Tiago Rodrigues, metteur en scène et acteur portugais né en 1977, dont la trajectoire théâtrale est passée par Anvers, où il a travaillé plusieurs années avec le groupe Tg Stan, a baptisé sa compagnie Mundo Perfeito. Antoine et Cléopâtre, le spectacle qu’il présente salle Benoît-XII, est en harmonie avec ce nom : il est rare de sortir d’un théâtre avec la sensation que ce qui est montré est la traduction parfaite du projet initial.

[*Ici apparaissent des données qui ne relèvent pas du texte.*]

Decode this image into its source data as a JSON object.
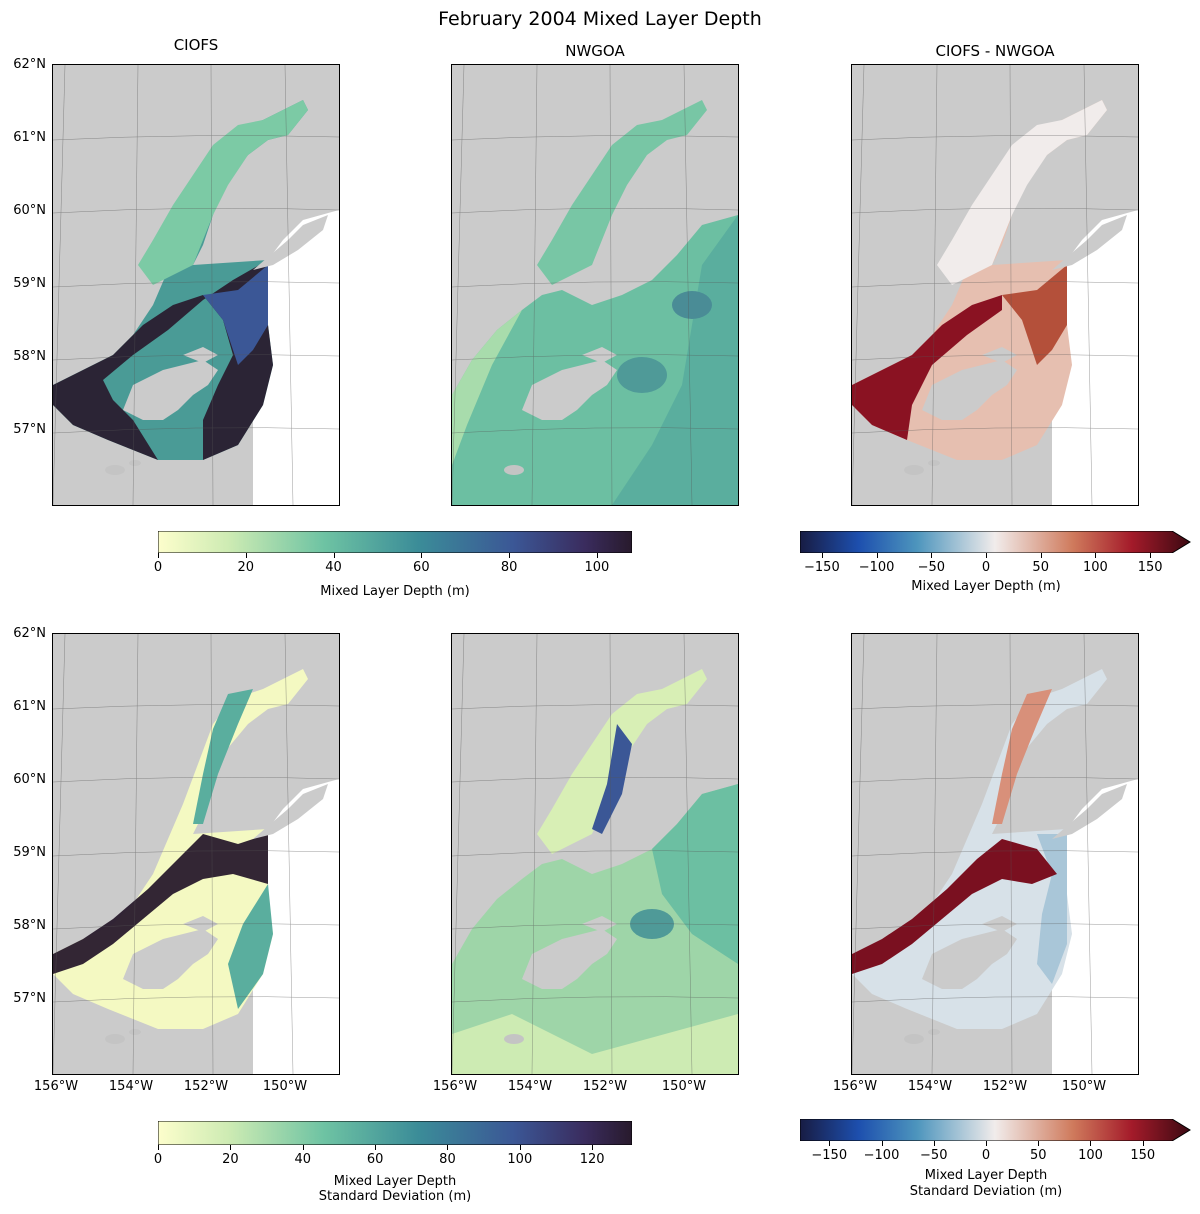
{
  "title": "February 2004 Mixed Layer Depth",
  "columns": [
    "CIOFS",
    "NWGOA",
    "CIOFS - NWGOA"
  ],
  "lat_ticks": [
    "62°N",
    "61°N",
    "60°N",
    "59°N",
    "58°N",
    "57°N"
  ],
  "lon_ticks": [
    "156°W",
    "154°W",
    "152°W",
    "150°W"
  ],
  "colorbars": {
    "row1_mld": {
      "label": "Mixed Layer Depth (m)",
      "ticks": [
        "0",
        "20",
        "40",
        "60",
        "80",
        "100"
      ],
      "range": [
        0,
        108
      ],
      "colormap": "deep"
    },
    "row1_diff": {
      "label": "Mixed Layer Depth (m)",
      "ticks": [
        "−150",
        "−100",
        "−50",
        "0",
        "50",
        "100",
        "150"
      ],
      "range": [
        -170,
        170
      ],
      "colormap": "balance",
      "extend": "max"
    },
    "row2_std": {
      "label_line1": "Mixed Layer Depth",
      "label_line2": "Standard Deviation (m)",
      "ticks": [
        "0",
        "20",
        "40",
        "60",
        "80",
        "100",
        "120"
      ],
      "range": [
        0,
        131
      ],
      "colormap": "deep"
    },
    "row2_diff": {
      "label_line1": "Mixed Layer Depth",
      "label_line2": "Standard Deviation (m)",
      "ticks": [
        "−150",
        "−100",
        "−50",
        "0",
        "50",
        "100",
        "150"
      ],
      "range": [
        -178,
        178
      ],
      "colormap": "balance",
      "extend": "max"
    }
  },
  "colors": {
    "land": "#cbcbcb",
    "deep_low": "#fdfecc",
    "deep_mid": "#5ab4a0",
    "deep_high": "#281a2c",
    "balance_low": "#181c43",
    "balance_mid": "#f1eceb",
    "balance_high": "#3c0912"
  }
}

Il y a quatre ans, dans la même salle Benoît-XII, Pascal Rambert faisait un triomphe avec Clôture de l’amour, mise en scène en deux actes -ou plutôt deux rounds- d’une rupture amoureuse dévastatrice. C’est l’histoire d’un lien pas moins dévastateur que Tiago Rodrigues donne à entendre. Dans la pièce de Rambert, Stanislas Nordey et Audrey Bonnet fonçaient, à la suite de l’auteur, dans l’excès et la surenchère ; Sofia Dias et Vítor Roriz, les deux interprètes d’Antoine et Cléopâtre, opèrent aux antipodes, dans l’intériorisation et le dépouillement. Pour les spectateurs, la séduction est moins immédiate mais peut se révéler plus durable.
Pour écrire son Antoine et Cléopâtre, Tiago Rodrigues est parti de Shakespeare, et même, dit-il, de la traduction en français de Jean-Michel Déprats, dont il a retraduit plusieurs répliques en portugais. Mais de Shakespeare, il ne garde que les deux héros obsédés l’un par l’autre. Et son propre texte est influencé par d’autres sources, ainsi le film de Mankiewicz avec Elizabeth Taylor et Richard Burton. Mais aussi Plutarque, dont il cite ces mots qui sonnent comme une déclaration d’intentions : “À ce moment, Antoine montra qu’il n’usait pour diriger sa conduite ni du raisonnement d’un chef, ni de celui d’un homme, ni, en un mot, de son propre raisonnement, mais, illustrant le mot d’un auteur selon qui ‘l’âme d’un amant vit dans un corps étranger’, il fut entraîné par cette femme, comme s’il ne faisait qu’un avec elle et était obligé de suivre tous ses mouvements”.
Faire vivre l’âme de l’un dans le corps de l’autre, c’est très exactement ce que réalisent sur scène Sofia Dias et Vítor Roriz, dans un récit presque entièrement à la troisième personne du singulier où “il” est “elle” et réciproquement. “Antoine expire, Cléopâtre expire, Antoine inspire, Cléopâtre inspire”. La phrase, qui compte plusieurs variantes (“Antoine expire, Cléopâtre inspire”, etc), est l’un des leitmotiv d’un texte où la répétition obessionnelle est affaire de musique autant que de sentiments, une pulsation sans fin où le “elle l’aime, dit-il” répond au “il l’aime, dit-elle”, jusqu’à épuisement. Danseurs tous les deux, Sofia Dias et Vítor Roriz ont une intelligence gestuelle à rebours de l’anecdote et de l’illustration. Ils ne se touchent pas, laissent les mouvements en suspens, suggèrent, comme si seule la douceur des corps pouvait rendre compte de la violence qui les habite. Et le ventre arrondi de Sofia Dias, enceinte de plusieurs mois, donne bien la mesure du paradoxe : elle semble encore plus légère. À l’image d’un spectacle dont la tension et l’harmonie sidèrent.
René Solis
Antoine et Cléopâtre, mise en scène de Tiago Rodrigues, Festival d’Avignon, jusqu’au 18 juillet 2015 à 18h à la salle Benoît-XII. Spectacle en portugais surtitré en français (surtitrage: Rita Mendes).
Rencontre avec Tiago Rodrigues le 15 juillet 2015 à 17h30 au site Louis Pasteur de l’Université d’Avignon et des Pays de Vaucluse (entrée libre).
[Mise à jour de l’article :]
Le spectacle Antoine et Cléopâtre sera à nouveau programmé au Théâtre de la Bastille (Paris) du 14 septembre au 8 octobre 2016.